For me, too much arch support makes the joint in my big toe sore. In other words, different streets for different feets.


----------



## Jay Strongbow (May 8, 2010)

Mapei said:


> For me, too much arch support makes the joint in my big toe sore. In other words, different streets for different feets.


yeah you never know what works for people. Exact oppose for me. "To much" (as judged by how much I'd be comfortable with for street shoes) arch support works wonders for me on the bike.


----------



## ogre (Dec 16, 2005)

I would suggest first trying insoles.

Something that hasn't been mentioned - would you consider switching to MTB shoes and pedals? My Sidi Dominators are by far the most comfortable bike shoe I've ever worn. I get some hot spots with my road pedals and I also get pain on the outside of the foot opposite the arch. I've never had road shoes that were truly comfortable compared to MTB shoes.


----------



## PBL450 (Apr 12, 2014)

Your shoes are too small. There isn’t any fancy alchemy involved. For an athletic shoe to “fit” means it works under the load experienced doing the sport it is being used for. Your shoes fail. Most cycling shoes are pretty poorly designed shoes. Bont, and yes, I’m a fanboy, is an exception. They understand shoes on a whole different level because they are a speedskating company. That’s a sport that demands an understanding of feet and their relationship with shoes and athletic performance. As a cyclist there is no reason to endure the brutality of what real boot sport athletes deal with. I’ve said it a million times, you could bolt cleats to hard soled flip flop and make it work fine on a bike. The longer the ride the more your feet will swell. Buy shoes a little big. If they flex over the pedal they are POS shoes. I don’t care what they cost, they have one job, if they can’t do that they are garbage. Remember, cycling shoes have no bearing on performance so your only concern is a comfy shoe.


----------



## Oxtox (Aug 16, 2006)

velodog said:


> I've never used Giro shoes but it's my understanding that they run narrow.

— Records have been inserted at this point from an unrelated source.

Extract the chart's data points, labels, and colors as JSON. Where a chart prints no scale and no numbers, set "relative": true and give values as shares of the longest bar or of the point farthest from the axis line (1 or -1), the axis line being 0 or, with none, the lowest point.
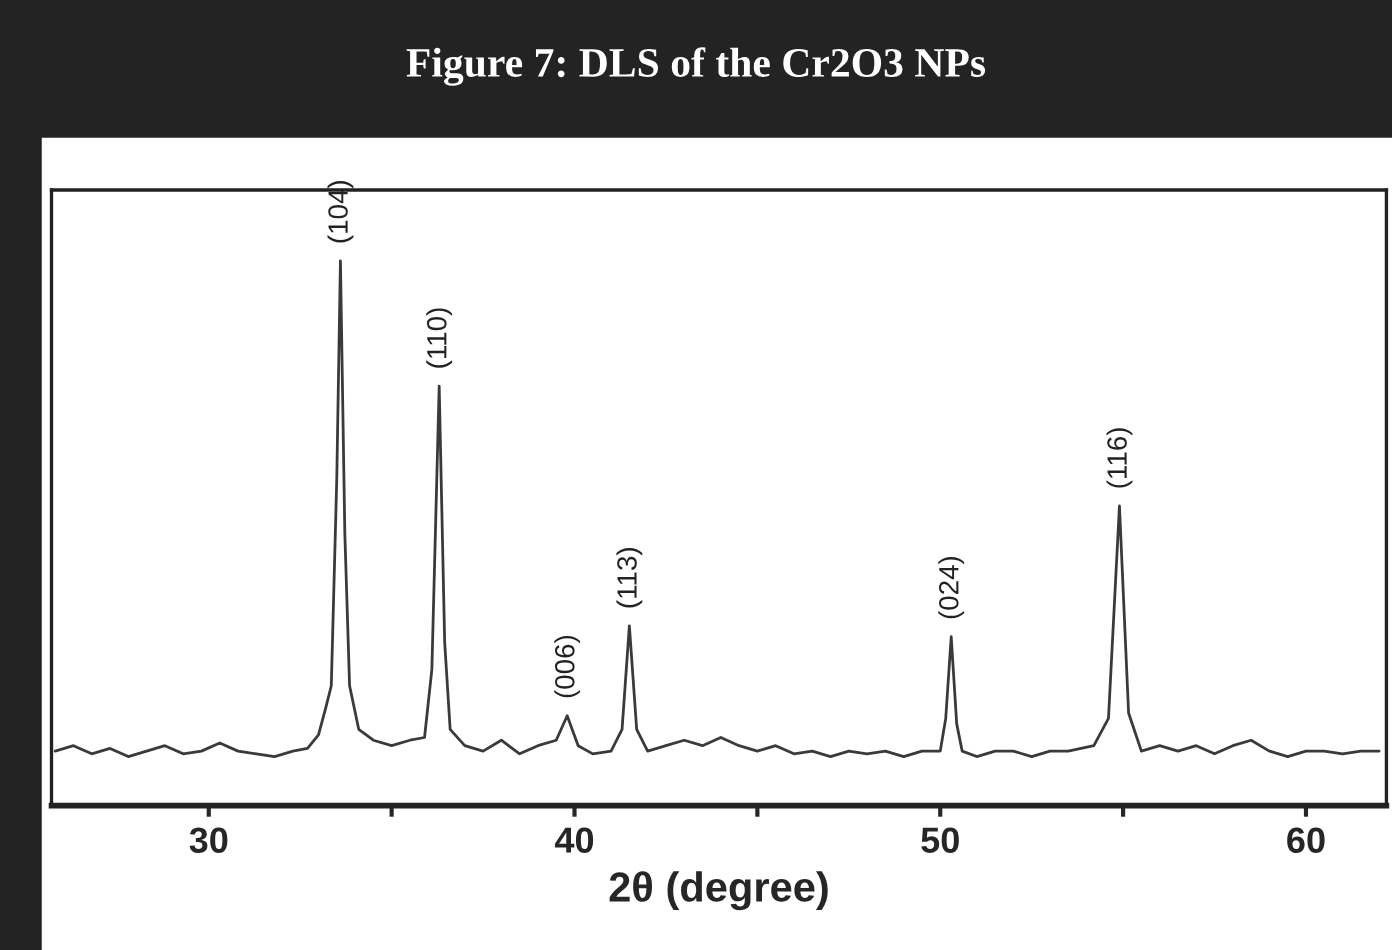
{
  "chart_data": {
    "type": "line",
    "title": "Figure 7: DLS of the Cr2O3 NPs",
    "xlabel": "2θ (degree)",
    "relative": true,
    "xlim": [
      25.7,
      62.2
    ],
    "xticks": [
      30,
      {
        "value": 35,
        "label": null
      },
      40,
      {
        "value": 45,
        "label": null
      },
      50,
      {
        "value": 55,
        "label": null
      },
      60
    ],
    "tick_labels": "x",
    "grid": false,
    "legend": false,
    "marker": "none",
    "line_style": "solid",
    "series": [
      {
        "color": "#3a3a3a",
        "x": [
          25.8,
          26.3,
          26.8,
          27.3,
          27.8,
          28.3,
          28.8,
          29.3,
          29.8,
          30.3,
          30.8,
          31.3,
          31.8,
          32.3,
          32.7,
          33.0,
          33.2,
          33.35,
          33.5,
          33.6,
          33.72,
          33.85,
          34.1,
          34.5,
          35.0,
          35.5,
          35.9,
          36.1,
          36.3,
          36.45,
          36.6,
          37.0,
          37.5,
          38.0,
          38.5,
          39.0,
          39.5,
          39.8,
          40.1,
          40.5,
          41.0,
          41.3,
          41.5,
          41.7,
          42.0,
          42.5,
          43.0,
          43.5,
          44.0,
          44.5,
          45.0,
          45.5,
          46.0,
          46.5,
          47.0,
          47.5,
          48.0,
          48.5,
          49.0,
          49.5,
          50.0,
          50.15,
          50.3,
          50.45,
          50.6,
          51.0,
          51.5,
          52.0,
          52.5,
          53.0,
          53.5,
          54.2,
          54.6,
          54.9,
          55.15,
          55.5,
          56.0,
          56.5,
          57.0,
          57.5,
          58.0,
          58.5,
          59.0,
          59.5,
          60.0,
          60.5,
          61.0,
          61.5,
          62.0
        ],
        "values": [
          0.1,
          0.11,
          0.095,
          0.105,
          0.09,
          0.1,
          0.11,
          0.095,
          0.1,
          0.115,
          0.1,
          0.095,
          0.09,
          0.1,
          0.105,
          0.13,
          0.18,
          0.22,
          0.6,
          1.0,
          0.5,
          0.22,
          0.14,
          0.12,
          0.11,
          0.12,
          0.125,
          0.25,
          0.77,
          0.3,
          0.14,
          0.11,
          0.1,
          0.12,
          0.095,
          0.11,
          0.12,
          0.165,
          0.11,
          0.095,
          0.1,
          0.14,
          0.33,
          0.14,
          0.1,
          0.11,
          0.12,
          0.11,
          0.125,
          0.11,
          0.1,
          0.11,
          0.095,
          0.1,
          0.09,
          0.1,
          0.095,
          0.1,
          0.09,
          0.1,
          0.1,
          0.16,
          0.31,
          0.15,
          0.1,
          0.09,
          0.1,
          0.1,
          0.09,
          0.1,
          0.1,
          0.11,
          0.16,
          0.55,
          0.17,
          0.1,
          0.11,
          0.1,
          0.11,
          0.095,
          0.11,
          0.12,
          0.1,
          0.09,
          0.1,
          0.1,
          0.095,
          0.1,
          0.1
        ]
      }
    ],
    "annotations": [
      {
        "text": "(104)",
        "x": 33.6,
        "y": 1.0
      },
      {
        "text": "(110)",
        "x": 36.3,
        "y": 0.77
      },
      {
        "text": "(006)",
        "x": 39.8,
        "y": 0.165
      },
      {
        "text": "(113)",
        "x": 41.5,
        "y": 0.33
      },
      {
        "text": "(024)",
        "x": 50.3,
        "y": 0.31
      },
      {
        "text": "(116)",
        "x": 54.9,
        "y": 0.55
      }
    ]
  }
}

narrow-ish for sure. my slender foot wallows around in many brands...Giros fit me well.

after multiple pairs of shoes with BOA, tried the Giro Empire lace-up. took a little getting used to the extra 45 seconds needed to tie them, but they offer a nice range of adjustment.


----------



## PBL450 (Apr 12, 2014)

Oxtox said:


> narrow-ish for sure. my slender foot wallows around in many brands...Giros fit me well.
> 
> after multiple pairs of shoes with BOA, tried the Giro Empire lace-up. took a little getting used to the extra 45 seconds needed to tie them, but they offer a nice range of adjustment.


Trackies wear lace ups because the shoe is starting to matter more relative to performance. Lace ups work great, period. You have so much control. If perfect and precise fit matter enough, def consider lace ups. A properly fitting lace up is the best ergonomic design by leaps and bounds. That said, it is unnecessary for the vast majority of cycling applications.


----------



## PoorInRichfield (Nov 30, 2013)

Ah, the memories from when I was young...


----------



## ROAD&DIRT (Mar 27, 2009)

Is anybody familiar with Shimano R171 shoes... fit, convertibility, sizing etc.


----------



## Finx (Oct 19, 2017)

For those looking for 'comfort over everything else', it's pretty hard to beat leather uppers.

I own two pairs of Lake leather shoes. One for road (three bolt) and one for gravel (two bolt). They are the most comfortable shoes I've ever owned (including non-cycling shoes).

The sizing is pretty standard (I wear a 46 is Shimano, Pearl Izumi, Giro and Lake). They also come in a variety of widths and last shapes (read the model descriptions on their website). 

They aren't cheap, but are worth every penny in my mind.


----------



## PoorInRichfield (Nov 30, 2013)

An updates on this, OP? Curious if anything suggested here has helped.


----------